The participants were women in their first trimester from February 2017 to 2019 who were enrolled in the PARENTS prospective cohort study, which is looking at mechanisms for and prediction of APOs. Of the 160 subjects in that study who have delivered, 61 had APOs.
The present placenta-specific DNA research included nine women with normal pregnancies, five with preeclampsia, three with gestational hypertension, and seven with gestational diabetes mellitus (GDM).
GDM was defined as any degree of glucose intolerance initially recognized in pregnancy. Preeclampsia was defined as blood pressure ≥140/90 on two occasions at least 4 hours apart after 20 weeks’ gestation with a previously normal blood pressure and proteinuria of 300 mg for ≥24 hours.
Five different samples were taken from each subject at time points from 12 to 17 weeks, 18 to 22 weeks, 35 to 37 weeks, at delivery, and from cord blood. Plasma was also collected from seven women who served as controls.

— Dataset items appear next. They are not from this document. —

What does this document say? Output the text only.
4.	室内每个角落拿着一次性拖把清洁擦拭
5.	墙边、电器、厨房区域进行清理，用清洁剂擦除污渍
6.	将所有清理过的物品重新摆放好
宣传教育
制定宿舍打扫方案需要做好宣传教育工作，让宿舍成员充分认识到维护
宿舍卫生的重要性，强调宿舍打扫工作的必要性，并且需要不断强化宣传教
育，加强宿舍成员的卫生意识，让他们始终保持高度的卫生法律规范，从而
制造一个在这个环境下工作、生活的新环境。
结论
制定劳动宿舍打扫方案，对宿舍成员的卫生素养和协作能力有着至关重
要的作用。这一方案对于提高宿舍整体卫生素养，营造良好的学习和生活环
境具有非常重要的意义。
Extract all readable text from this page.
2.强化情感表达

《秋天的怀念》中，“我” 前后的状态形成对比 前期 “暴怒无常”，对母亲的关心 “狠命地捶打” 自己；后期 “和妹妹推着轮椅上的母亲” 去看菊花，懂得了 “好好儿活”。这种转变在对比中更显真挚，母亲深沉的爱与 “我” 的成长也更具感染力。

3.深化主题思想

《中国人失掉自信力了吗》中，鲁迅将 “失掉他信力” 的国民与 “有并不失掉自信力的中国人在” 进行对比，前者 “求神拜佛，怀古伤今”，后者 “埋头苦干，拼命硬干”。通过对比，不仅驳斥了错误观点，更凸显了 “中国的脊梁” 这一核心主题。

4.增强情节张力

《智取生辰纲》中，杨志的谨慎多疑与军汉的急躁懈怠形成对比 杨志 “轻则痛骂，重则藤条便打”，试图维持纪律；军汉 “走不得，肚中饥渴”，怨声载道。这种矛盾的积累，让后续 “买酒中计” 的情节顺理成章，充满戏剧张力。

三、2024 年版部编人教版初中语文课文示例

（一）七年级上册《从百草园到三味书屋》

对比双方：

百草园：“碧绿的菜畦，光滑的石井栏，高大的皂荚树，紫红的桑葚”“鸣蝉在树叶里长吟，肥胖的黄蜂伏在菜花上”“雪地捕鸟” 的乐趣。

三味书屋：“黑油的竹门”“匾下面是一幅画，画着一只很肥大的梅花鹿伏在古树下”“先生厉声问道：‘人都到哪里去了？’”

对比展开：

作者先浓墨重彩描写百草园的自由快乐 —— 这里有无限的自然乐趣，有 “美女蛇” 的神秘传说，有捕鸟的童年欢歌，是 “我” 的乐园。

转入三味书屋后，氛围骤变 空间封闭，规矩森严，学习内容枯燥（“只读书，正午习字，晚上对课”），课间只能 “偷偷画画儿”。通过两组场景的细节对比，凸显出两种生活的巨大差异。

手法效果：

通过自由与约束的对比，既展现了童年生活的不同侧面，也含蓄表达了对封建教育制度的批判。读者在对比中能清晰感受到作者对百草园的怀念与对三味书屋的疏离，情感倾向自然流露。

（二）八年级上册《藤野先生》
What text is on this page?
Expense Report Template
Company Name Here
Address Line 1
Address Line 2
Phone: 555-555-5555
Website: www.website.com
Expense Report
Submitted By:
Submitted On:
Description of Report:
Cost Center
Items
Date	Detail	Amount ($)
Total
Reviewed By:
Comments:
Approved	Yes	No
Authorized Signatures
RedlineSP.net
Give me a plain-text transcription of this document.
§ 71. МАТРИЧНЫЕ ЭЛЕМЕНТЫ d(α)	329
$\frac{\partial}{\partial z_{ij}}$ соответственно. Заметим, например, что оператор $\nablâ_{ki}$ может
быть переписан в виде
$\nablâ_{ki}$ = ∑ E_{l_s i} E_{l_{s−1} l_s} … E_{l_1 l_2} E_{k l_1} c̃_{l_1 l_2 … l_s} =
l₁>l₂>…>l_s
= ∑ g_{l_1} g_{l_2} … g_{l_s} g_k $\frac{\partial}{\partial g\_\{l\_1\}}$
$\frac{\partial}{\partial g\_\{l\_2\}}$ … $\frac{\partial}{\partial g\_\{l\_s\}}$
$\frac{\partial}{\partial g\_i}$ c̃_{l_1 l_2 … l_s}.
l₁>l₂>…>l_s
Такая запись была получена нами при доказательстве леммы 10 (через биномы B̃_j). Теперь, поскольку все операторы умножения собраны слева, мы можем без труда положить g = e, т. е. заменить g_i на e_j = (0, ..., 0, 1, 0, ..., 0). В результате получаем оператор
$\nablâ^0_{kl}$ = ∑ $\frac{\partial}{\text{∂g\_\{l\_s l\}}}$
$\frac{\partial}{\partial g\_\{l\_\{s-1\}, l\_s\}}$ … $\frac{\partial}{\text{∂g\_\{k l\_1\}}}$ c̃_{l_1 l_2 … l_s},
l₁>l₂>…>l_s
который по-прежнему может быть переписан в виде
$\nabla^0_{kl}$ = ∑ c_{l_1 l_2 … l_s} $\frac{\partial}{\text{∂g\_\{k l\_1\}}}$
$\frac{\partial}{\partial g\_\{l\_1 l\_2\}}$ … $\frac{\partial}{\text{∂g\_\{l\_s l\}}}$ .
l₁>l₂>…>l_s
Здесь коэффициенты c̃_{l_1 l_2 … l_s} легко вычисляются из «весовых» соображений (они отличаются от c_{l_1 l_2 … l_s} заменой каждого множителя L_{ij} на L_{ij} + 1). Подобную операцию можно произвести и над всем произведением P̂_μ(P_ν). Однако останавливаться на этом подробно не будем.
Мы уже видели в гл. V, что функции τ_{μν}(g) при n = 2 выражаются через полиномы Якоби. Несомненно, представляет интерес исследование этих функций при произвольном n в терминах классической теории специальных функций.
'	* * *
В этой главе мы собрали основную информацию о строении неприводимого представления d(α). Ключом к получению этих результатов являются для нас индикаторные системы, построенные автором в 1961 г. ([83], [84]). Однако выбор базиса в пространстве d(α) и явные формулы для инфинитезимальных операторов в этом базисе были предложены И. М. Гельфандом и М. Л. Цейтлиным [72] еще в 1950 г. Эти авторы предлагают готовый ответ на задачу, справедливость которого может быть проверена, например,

The authors found that the placental fraction in GDM significantly increased compared with normal pregnancies in the first trimester and the trend persisted through the second and third trimesters, although it was not statistically significant.
Early detection of a difference between pregnancies with GDM (mean 7.2%) and that were normal (mean 4%) based on the placental fraction, the researchers said, is of interest for future development of predictive biomarkers.
Non-placental tissue-of-origin, namely pancreatic cfDNA fraction, also was significantly increased only in the first trimester in subjects who went on to develop GDM. Pancreatic cfDNA also increased in the GDM cord blood, perhaps signaling future pancreatic dysregulation in the offspring.
The authors used cfRNA sequencing information from the first trimester to identify candidate biomarkers for detection of likelihood of developing APOs.
A logistic regression model showed that upregulation of the genes S100A8, MS4A3, and MMP8 was associated with APOs as were upregulation of BCL2L15 and downregulation of ALPL. The classifier had a positive predictive value of 0.91 for APOs, 0.86 for preeclampsia alone, and 0.64 for GDM.
Taking these results together, the researchers “presented cfDNA methylation signatures and transcriptomic signatures early in gestation that collectively could potentially assist in the prediction of subsequent development of APOs, prior to emergence of characteristic clinical features.”
Their findings, the authors said, point to a need for a larger multicenter clinical trial and suggest that “these non-invasive approaches may be used effectively early in gestation.”